To err is human and apparently it is also typical of Generative Artificial Intelligence systems such as ChatGPT of the company OpenAI. At the beginning of this year, the chatbot impressed everyone with its apparent ability to solve problems and speak eloquently on a wide variety of topics of all kinds.
But those who have interacted in depth with the AIhaving extensive knowledge of the topic consulted, will have reached the obvious conclusion that ChatGPT would often be a very convincing “liar”.
In the vast majority of times the platform can offer apparently robust answers and texts, although deep down they are plagued by inaccuracies, inaccurate information or outright lies.
This is a scenario that seems to be felt more and more, especially when addressing engineering or exact science topics, and it is not about our imagination.
Since in reality Artificial Intelligence would be less and less accurate in its responses. Or at least that’s what an interesting research project that completely exposes AI has discovered.
ChatGPT is increasingly imprecise and that should worry those who use it blindly
artificial intelligence ChatGPTdeveloped by OpenAI, has worsened in its ability to solve mathematical problems, according to a study of the Stanford University, where the two versions of the OpenAI chatbot were analyzed: GPT-3.5 and GPT-4.
The results showed that ChatGPT’s accuracy on certain mathematical tasks has decreased significantly compared to its previous version. Similarly, similar fluctuations occurred in more elaborate tasks such as writing code and putting together texts based on visual reasoning.
James Zoua Stanford computer science professor who participated in the study, was surprised by the significant changes in ChatGPT performance:
“When we tune a large language model to improve its performance on certain tasks, that can actually have a lot of unintended consequences, which could actually hurt the performance of this model on other tasks.” […].
“There are all kinds of interesting interdependencies in how the model responds to things that can lead to some of the worsening behaviors we see.”
The results of the research itself are a clear example of this. Since thanks to them it has been proven that ChatGPT’s capabilities were not consistent and therefore the chatbot would be progressively less reliable.

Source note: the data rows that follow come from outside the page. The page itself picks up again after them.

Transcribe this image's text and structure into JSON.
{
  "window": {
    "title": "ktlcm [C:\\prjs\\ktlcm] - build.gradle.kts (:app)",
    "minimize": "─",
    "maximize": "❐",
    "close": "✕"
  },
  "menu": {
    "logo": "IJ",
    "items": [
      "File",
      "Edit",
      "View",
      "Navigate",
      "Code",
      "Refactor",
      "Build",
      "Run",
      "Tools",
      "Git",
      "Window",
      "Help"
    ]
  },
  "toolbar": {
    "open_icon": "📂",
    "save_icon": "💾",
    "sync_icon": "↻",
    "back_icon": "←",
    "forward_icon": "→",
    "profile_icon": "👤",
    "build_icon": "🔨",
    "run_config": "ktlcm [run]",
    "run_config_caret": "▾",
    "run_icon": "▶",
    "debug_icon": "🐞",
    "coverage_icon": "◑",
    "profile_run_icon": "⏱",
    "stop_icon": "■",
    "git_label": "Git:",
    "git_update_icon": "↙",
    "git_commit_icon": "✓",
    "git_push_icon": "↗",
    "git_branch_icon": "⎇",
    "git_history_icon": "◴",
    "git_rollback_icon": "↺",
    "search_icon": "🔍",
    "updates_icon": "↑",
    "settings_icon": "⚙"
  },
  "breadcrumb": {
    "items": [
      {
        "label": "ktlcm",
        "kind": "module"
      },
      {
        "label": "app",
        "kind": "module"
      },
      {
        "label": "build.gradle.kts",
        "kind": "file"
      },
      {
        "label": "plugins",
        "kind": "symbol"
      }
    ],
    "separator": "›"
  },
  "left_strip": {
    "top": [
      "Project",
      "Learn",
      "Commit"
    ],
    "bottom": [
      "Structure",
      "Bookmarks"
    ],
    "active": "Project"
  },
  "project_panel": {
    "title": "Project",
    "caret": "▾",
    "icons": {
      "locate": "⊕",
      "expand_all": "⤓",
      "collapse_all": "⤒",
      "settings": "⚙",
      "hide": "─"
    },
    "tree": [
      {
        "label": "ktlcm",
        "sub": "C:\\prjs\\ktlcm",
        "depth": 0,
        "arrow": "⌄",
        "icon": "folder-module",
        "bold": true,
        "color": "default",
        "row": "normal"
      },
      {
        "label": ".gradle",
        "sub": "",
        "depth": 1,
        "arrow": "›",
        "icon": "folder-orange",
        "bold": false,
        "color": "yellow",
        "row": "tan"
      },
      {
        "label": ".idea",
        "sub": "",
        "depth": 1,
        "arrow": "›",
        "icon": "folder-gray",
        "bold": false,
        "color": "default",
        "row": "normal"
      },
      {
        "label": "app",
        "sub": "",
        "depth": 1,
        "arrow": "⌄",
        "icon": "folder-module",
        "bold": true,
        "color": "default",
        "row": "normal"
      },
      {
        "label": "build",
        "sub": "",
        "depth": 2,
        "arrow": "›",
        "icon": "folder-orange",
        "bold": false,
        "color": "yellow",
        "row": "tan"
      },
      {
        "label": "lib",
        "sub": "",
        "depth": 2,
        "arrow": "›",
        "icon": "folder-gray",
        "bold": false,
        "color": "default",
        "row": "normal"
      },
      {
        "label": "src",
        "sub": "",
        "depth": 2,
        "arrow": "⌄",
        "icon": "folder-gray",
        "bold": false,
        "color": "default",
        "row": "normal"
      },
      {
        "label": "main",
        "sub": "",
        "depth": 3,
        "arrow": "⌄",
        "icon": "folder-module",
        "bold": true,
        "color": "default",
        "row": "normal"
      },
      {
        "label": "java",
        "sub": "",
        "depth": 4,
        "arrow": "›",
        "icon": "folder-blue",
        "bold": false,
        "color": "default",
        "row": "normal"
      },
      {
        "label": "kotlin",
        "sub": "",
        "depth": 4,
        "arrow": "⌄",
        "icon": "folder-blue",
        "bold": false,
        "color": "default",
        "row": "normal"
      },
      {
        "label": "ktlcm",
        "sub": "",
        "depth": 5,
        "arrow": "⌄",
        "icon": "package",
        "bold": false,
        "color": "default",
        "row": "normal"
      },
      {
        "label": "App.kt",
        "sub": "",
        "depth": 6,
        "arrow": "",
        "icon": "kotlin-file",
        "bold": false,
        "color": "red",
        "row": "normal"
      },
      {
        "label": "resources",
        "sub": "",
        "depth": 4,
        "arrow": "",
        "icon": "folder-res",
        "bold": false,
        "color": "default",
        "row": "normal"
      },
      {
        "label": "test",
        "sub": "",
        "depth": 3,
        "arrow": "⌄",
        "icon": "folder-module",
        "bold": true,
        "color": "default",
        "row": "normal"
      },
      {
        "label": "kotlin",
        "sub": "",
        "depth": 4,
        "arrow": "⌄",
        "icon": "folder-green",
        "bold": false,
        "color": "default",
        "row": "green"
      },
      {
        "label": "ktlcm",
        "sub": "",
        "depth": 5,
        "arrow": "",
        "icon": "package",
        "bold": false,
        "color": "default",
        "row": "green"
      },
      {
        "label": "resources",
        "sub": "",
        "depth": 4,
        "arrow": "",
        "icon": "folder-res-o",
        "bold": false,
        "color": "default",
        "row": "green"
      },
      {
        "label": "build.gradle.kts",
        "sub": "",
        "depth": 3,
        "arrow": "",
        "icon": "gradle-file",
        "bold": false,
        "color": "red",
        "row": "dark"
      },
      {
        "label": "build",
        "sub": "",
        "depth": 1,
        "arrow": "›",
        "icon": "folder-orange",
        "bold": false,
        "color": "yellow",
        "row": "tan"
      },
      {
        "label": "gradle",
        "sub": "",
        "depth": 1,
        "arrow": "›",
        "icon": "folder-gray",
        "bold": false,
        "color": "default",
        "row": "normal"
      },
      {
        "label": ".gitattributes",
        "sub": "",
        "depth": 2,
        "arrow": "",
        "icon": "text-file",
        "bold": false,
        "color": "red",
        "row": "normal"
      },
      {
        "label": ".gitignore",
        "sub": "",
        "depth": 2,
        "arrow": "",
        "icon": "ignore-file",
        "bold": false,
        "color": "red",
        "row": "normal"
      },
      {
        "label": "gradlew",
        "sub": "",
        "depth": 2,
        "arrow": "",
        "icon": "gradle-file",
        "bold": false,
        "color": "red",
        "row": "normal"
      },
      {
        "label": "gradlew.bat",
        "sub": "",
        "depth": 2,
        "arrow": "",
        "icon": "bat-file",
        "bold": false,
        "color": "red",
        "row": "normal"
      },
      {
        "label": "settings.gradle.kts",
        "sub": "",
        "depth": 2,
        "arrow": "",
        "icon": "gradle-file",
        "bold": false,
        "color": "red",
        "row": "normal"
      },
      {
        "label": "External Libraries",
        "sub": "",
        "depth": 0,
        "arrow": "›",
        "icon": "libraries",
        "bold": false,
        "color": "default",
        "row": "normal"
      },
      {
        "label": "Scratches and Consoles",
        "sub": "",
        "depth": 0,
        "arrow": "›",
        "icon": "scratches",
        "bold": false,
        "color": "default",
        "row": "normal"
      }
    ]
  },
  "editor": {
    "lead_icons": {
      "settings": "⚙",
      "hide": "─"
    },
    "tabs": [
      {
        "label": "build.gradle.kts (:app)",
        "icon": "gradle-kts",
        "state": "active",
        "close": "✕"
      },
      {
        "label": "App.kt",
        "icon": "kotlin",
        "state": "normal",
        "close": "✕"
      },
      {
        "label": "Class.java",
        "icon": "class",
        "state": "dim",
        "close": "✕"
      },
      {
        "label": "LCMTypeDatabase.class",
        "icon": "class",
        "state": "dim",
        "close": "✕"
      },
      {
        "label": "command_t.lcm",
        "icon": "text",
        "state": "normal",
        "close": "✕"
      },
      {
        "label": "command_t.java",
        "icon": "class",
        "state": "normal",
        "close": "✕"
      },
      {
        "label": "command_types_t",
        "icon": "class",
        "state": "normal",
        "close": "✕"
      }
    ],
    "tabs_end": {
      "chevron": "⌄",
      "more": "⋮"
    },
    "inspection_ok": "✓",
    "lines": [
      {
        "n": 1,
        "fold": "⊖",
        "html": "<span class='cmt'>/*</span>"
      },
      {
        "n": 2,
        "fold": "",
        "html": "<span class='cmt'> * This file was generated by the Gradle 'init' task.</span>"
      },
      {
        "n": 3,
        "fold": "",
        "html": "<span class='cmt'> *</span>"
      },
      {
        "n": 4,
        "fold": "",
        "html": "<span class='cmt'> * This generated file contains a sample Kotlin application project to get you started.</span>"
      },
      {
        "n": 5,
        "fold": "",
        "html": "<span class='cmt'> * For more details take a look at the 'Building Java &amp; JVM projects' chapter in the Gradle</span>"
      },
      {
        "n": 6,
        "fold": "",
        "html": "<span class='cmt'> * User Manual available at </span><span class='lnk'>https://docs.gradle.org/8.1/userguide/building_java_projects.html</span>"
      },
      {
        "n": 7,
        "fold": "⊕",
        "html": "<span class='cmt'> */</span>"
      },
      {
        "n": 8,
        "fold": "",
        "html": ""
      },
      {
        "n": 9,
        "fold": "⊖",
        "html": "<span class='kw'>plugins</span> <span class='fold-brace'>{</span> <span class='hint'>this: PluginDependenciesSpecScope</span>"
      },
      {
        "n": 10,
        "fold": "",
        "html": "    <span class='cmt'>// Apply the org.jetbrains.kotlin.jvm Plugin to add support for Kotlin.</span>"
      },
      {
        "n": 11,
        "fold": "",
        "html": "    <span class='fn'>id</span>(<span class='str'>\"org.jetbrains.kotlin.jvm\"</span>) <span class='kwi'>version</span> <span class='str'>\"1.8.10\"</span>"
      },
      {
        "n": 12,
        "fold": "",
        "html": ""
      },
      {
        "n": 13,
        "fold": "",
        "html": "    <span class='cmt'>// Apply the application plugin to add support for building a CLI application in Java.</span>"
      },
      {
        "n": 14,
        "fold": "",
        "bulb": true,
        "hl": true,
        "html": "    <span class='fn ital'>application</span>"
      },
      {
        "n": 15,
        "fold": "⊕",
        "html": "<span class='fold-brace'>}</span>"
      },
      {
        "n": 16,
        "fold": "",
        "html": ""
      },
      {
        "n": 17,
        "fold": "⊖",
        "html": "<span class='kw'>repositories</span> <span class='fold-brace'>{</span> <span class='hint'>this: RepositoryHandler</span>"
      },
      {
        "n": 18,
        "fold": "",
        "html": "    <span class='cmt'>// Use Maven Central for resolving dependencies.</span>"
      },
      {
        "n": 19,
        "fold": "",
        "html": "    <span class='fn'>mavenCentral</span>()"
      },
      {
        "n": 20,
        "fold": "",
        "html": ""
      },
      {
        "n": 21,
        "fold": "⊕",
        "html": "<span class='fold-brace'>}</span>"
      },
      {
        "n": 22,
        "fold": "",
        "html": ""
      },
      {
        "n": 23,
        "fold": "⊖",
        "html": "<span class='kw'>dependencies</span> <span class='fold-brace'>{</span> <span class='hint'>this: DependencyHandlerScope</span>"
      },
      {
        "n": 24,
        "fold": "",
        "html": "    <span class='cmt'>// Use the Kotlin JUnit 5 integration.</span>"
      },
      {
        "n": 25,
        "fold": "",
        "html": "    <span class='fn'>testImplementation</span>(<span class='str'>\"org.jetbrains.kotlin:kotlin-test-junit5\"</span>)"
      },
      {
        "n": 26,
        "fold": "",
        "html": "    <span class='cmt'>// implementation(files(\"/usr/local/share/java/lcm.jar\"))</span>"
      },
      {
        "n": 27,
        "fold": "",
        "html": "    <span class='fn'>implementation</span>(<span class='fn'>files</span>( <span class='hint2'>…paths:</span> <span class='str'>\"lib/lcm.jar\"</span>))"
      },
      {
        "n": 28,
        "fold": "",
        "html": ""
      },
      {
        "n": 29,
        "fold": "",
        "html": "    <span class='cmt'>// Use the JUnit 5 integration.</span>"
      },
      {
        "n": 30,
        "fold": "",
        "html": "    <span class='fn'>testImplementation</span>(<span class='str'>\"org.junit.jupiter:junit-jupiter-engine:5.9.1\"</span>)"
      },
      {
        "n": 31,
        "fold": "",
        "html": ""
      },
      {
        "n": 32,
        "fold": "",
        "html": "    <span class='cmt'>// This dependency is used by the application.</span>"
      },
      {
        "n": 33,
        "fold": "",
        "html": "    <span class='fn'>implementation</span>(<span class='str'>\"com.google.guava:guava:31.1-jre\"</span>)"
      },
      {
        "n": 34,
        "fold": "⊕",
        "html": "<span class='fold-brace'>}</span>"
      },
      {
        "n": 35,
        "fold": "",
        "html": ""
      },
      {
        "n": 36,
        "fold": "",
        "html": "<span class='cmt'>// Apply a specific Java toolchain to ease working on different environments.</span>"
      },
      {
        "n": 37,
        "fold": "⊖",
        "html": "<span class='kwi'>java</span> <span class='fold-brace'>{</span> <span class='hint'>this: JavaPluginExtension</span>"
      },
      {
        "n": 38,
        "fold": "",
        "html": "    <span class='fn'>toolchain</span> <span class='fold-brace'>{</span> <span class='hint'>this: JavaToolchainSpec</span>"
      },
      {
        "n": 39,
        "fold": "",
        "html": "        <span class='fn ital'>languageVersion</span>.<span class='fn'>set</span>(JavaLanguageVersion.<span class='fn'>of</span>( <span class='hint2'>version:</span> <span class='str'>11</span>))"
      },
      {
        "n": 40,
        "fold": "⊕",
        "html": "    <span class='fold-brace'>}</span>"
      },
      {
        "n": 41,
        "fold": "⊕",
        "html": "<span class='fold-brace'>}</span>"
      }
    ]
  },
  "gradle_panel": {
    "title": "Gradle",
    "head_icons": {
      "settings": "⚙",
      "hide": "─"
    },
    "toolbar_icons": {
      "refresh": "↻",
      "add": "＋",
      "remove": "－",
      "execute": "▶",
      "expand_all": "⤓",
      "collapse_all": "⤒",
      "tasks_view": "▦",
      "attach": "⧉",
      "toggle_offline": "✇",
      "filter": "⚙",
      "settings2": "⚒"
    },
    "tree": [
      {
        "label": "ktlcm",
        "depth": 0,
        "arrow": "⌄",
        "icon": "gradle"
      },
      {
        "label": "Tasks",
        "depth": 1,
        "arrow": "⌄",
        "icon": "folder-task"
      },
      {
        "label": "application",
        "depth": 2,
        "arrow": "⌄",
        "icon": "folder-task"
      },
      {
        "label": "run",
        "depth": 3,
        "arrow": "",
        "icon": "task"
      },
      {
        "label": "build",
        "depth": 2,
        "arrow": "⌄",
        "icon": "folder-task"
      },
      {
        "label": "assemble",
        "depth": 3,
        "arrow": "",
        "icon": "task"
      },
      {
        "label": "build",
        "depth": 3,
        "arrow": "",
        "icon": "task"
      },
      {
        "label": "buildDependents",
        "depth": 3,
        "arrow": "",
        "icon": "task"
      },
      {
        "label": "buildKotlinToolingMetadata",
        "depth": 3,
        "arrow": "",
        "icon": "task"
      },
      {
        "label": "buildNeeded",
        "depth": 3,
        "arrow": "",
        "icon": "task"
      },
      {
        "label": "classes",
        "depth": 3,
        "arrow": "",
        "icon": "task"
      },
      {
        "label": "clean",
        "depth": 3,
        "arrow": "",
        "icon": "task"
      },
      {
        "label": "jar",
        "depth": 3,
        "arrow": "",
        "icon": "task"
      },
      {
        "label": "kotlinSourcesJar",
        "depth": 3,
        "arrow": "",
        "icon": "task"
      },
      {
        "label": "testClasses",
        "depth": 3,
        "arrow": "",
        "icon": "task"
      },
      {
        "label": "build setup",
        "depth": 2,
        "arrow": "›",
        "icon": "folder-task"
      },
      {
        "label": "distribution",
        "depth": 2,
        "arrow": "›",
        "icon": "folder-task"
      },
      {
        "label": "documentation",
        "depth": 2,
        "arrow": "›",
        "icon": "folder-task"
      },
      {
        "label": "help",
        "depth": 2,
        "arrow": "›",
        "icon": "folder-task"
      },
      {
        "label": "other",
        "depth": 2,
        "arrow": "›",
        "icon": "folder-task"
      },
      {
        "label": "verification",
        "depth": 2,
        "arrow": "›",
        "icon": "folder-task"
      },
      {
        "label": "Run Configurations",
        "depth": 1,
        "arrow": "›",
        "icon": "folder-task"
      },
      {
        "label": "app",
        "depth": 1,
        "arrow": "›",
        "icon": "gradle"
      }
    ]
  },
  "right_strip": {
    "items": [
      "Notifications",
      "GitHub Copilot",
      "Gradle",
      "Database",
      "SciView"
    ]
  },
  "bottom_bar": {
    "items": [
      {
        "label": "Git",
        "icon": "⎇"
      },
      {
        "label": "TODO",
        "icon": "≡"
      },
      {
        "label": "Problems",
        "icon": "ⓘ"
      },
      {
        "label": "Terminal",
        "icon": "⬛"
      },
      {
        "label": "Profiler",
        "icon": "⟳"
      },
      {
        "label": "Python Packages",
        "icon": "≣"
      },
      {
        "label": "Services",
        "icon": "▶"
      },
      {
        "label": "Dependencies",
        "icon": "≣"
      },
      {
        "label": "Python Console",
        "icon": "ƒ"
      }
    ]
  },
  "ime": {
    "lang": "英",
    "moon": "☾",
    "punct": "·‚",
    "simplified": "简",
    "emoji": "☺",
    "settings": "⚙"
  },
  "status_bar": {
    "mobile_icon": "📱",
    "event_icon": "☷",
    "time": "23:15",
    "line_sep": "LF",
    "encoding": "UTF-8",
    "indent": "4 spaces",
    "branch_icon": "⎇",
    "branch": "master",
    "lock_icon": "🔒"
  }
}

For example, when it came to solving math problems, GPT-4 hit the ground running in March 2023, correctly identifying prime numbers on 97.6% of the timebut just three months later, in June 2023, its accuracy dropped to just 2.4%.
For its part, GPT-3.5 showed an improvement, going from 7.4% of precision to 86.8% in the same task. Which can be alarming considering that this version is the one that is theoretically leaving to make way for his replacement.
The study also showed that ChatGPT’s responses to questions about gender or ethnic issues became increasingly evasive or even refused to answer in some cases, kicking users out of the chat.
The moral is then obvious: you should not blindly trust the capabilities and responses of this platform.